FORMER West Indies wicket-keeper Deryck Murray yesterday reminded cricketers that there are unwritten rules to sledging. Murray, speaking to Newsday after Windies pacer Shannon Gabriel was charged by the ICC for using a homophobic language to an England batsman, condemned sledging through personal attacks concerning religion, race, family and sexuality.
On Monday, a stump microphone caught an interaction on the third day of the third Test between Gabriel and England batsmen Joe Root and Joe Denly. Root told Gabriel, “Don’t use it as an insult. There’s nothing wrong with being gay.”
Although the microphone did not catch Gabriel’s comments which led to Root’s response, it is understood the umpires spoke to Gabriel about them at the time.
Murray, a West Indies wicket-keeper from 1963 to 1980, said sledging has been taking place in cricket for years but it was not as offensive.
“There has always been some ‘small talk’ among players and opponents when one player tells the other, ‘You can’t bat, you can’t bowl’ – a little small talk like that.

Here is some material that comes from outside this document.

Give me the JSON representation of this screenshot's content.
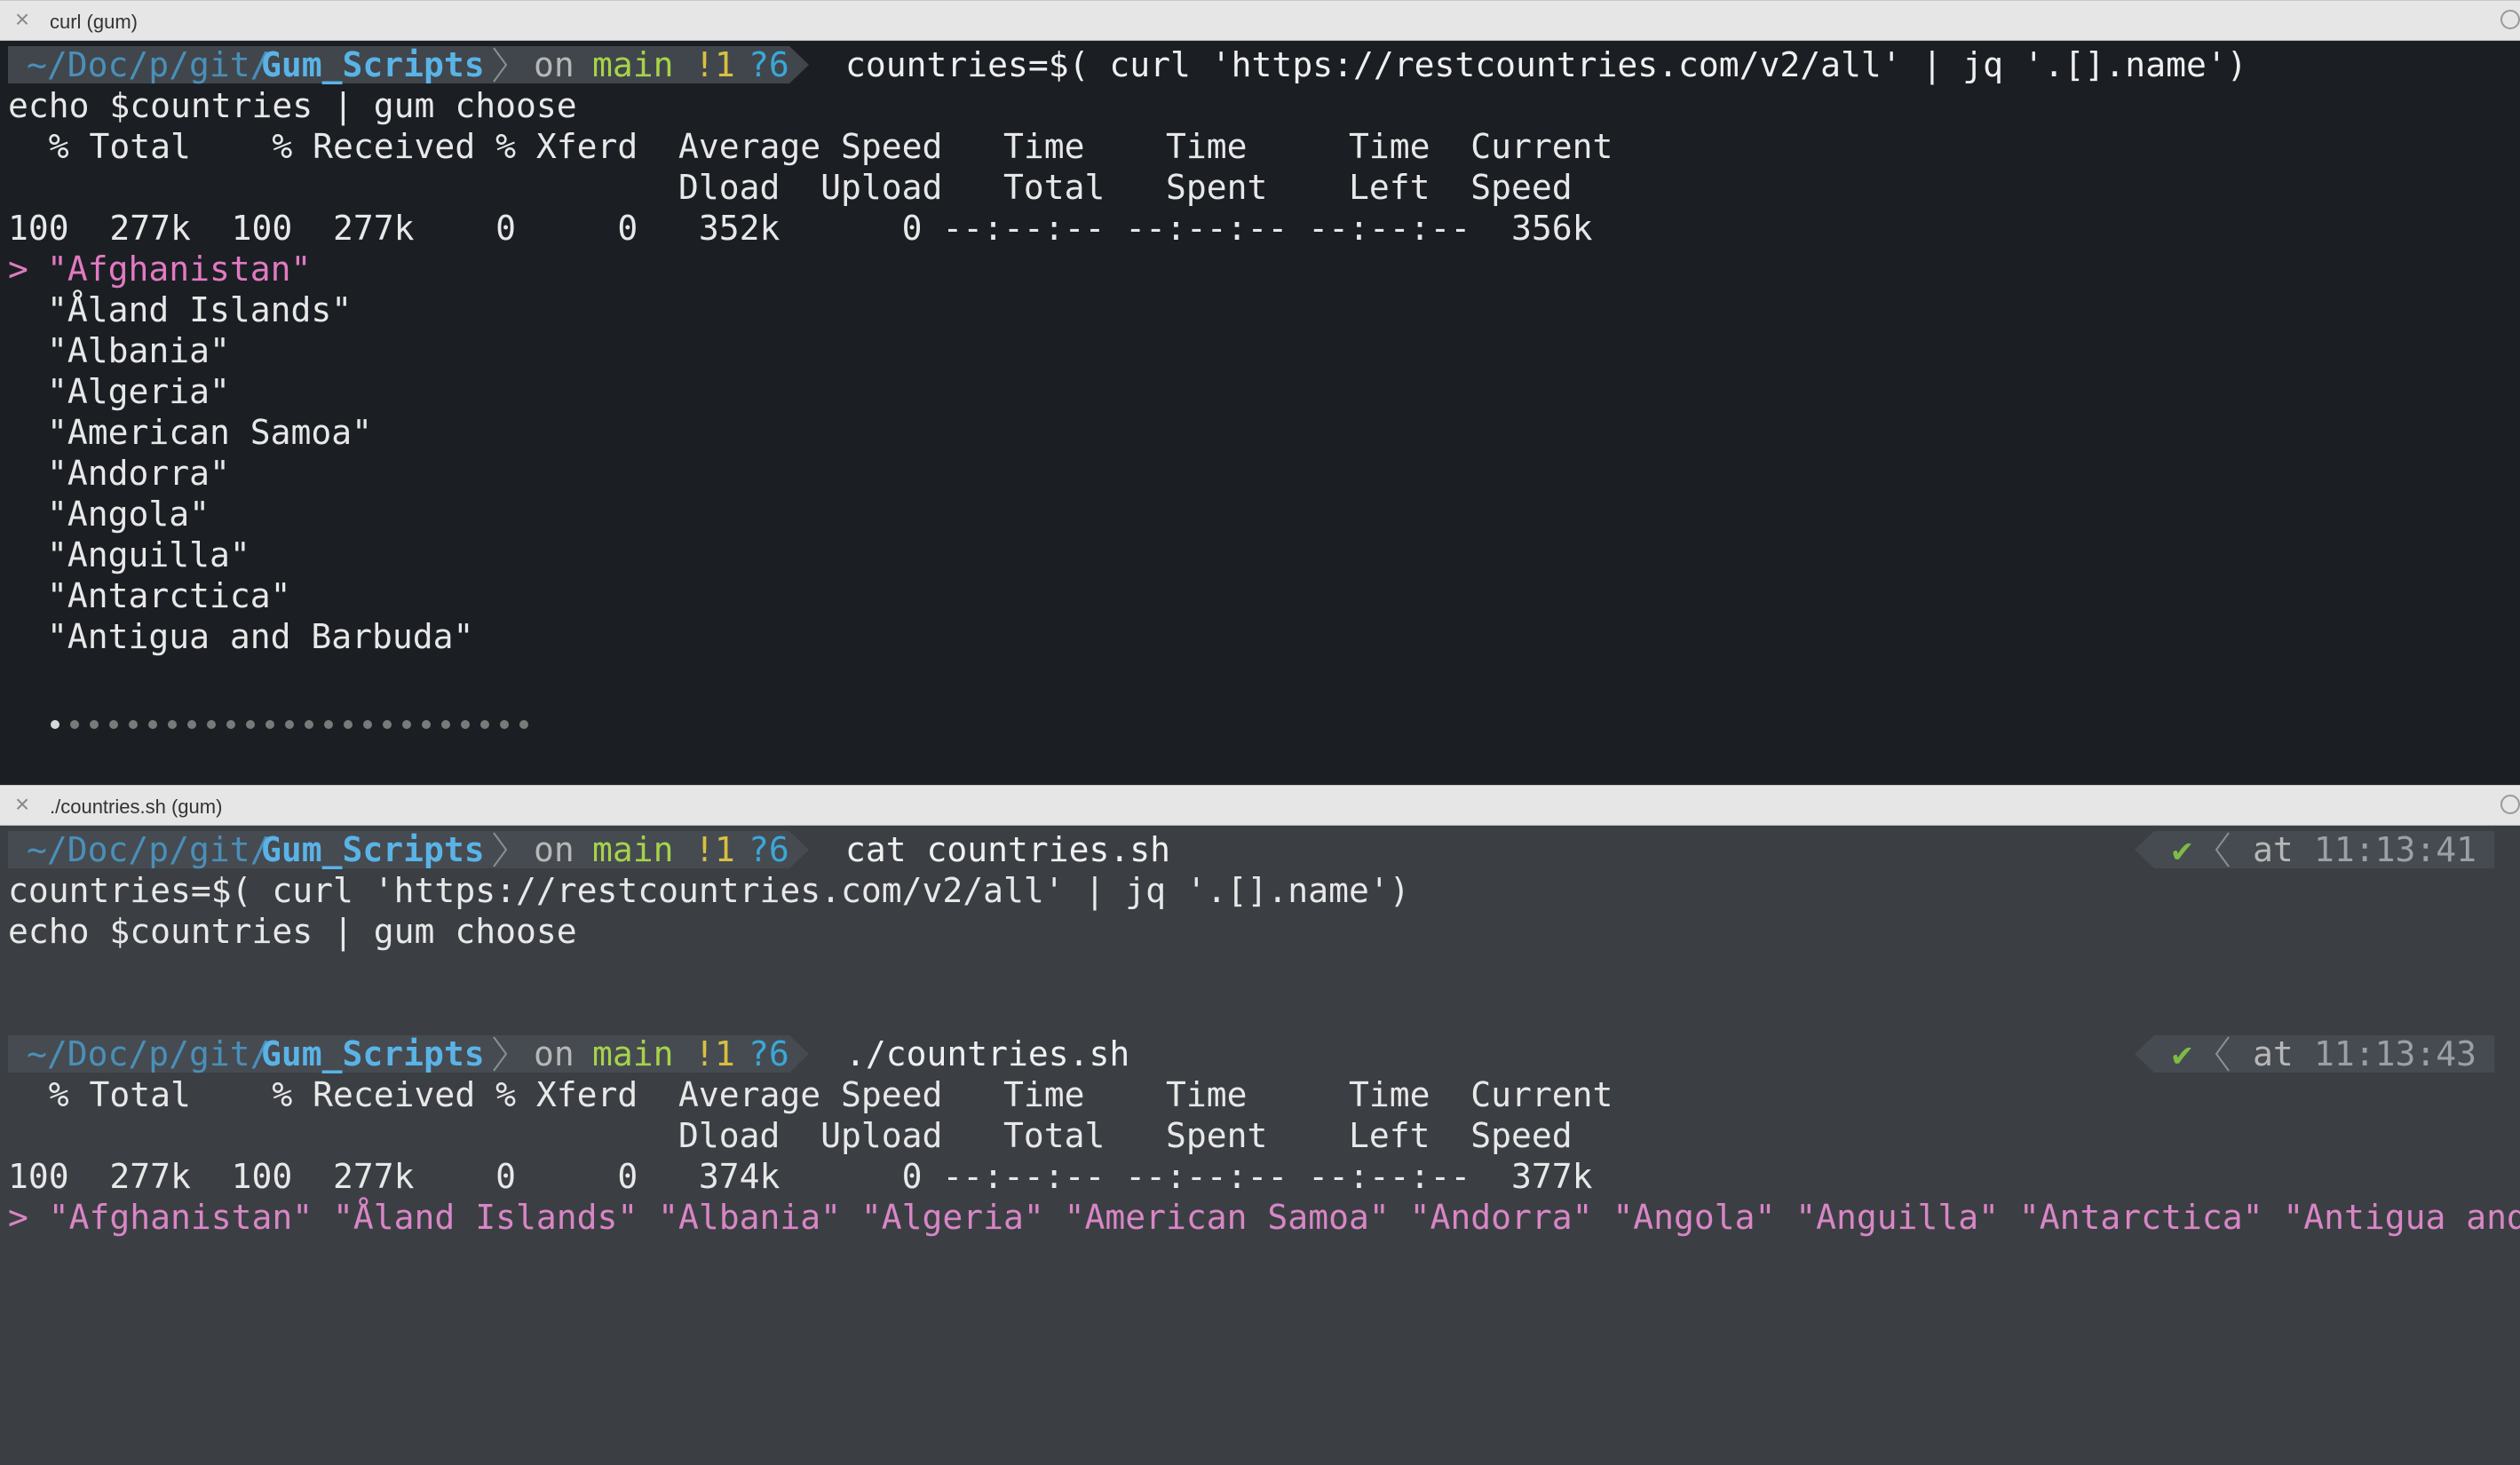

There is nothing to it, everybody hugs and fraternises after a game.”
Murray says players are now going overboard with their disparaging comments toward the opposition.
He said, “However in recent times it seems that it has got to the point where sledging has become an intrinsic weapon...because it is used to upset somebody and to antagonise. There are things said that in normal conversation are against the law – when people start talking race, gender (and so on). It is unsavoury and also the body language that goes with it is not conducive to the spirit of any sport. It is not something you want young people to see and try to emulate...Anything that could be done to minimise it I would welcome.”
He added, “When you start talking about somebody’s race or you make references about their family background, that is totally unsportsmanlike and there is no room for that in the game. When it becomes very personal and vindictive it should be wiped out of the game.”
The 75 year old cricket legend said the International Cricket Council should put more measures in place to stop sledging.
He said, “(They should) take it more seriously because it is really an unsavoury part of the game and it does nothing to add to spectator value.”
Murray said although the West Indies were dominant when he played, they were sometimes victims of sledging.
“Not so much our team-mates (would sledge), we were on the receiving end of some. Some of it you look back on and you think it was funny, but occasionally it went beyond what is acceptable,” he said.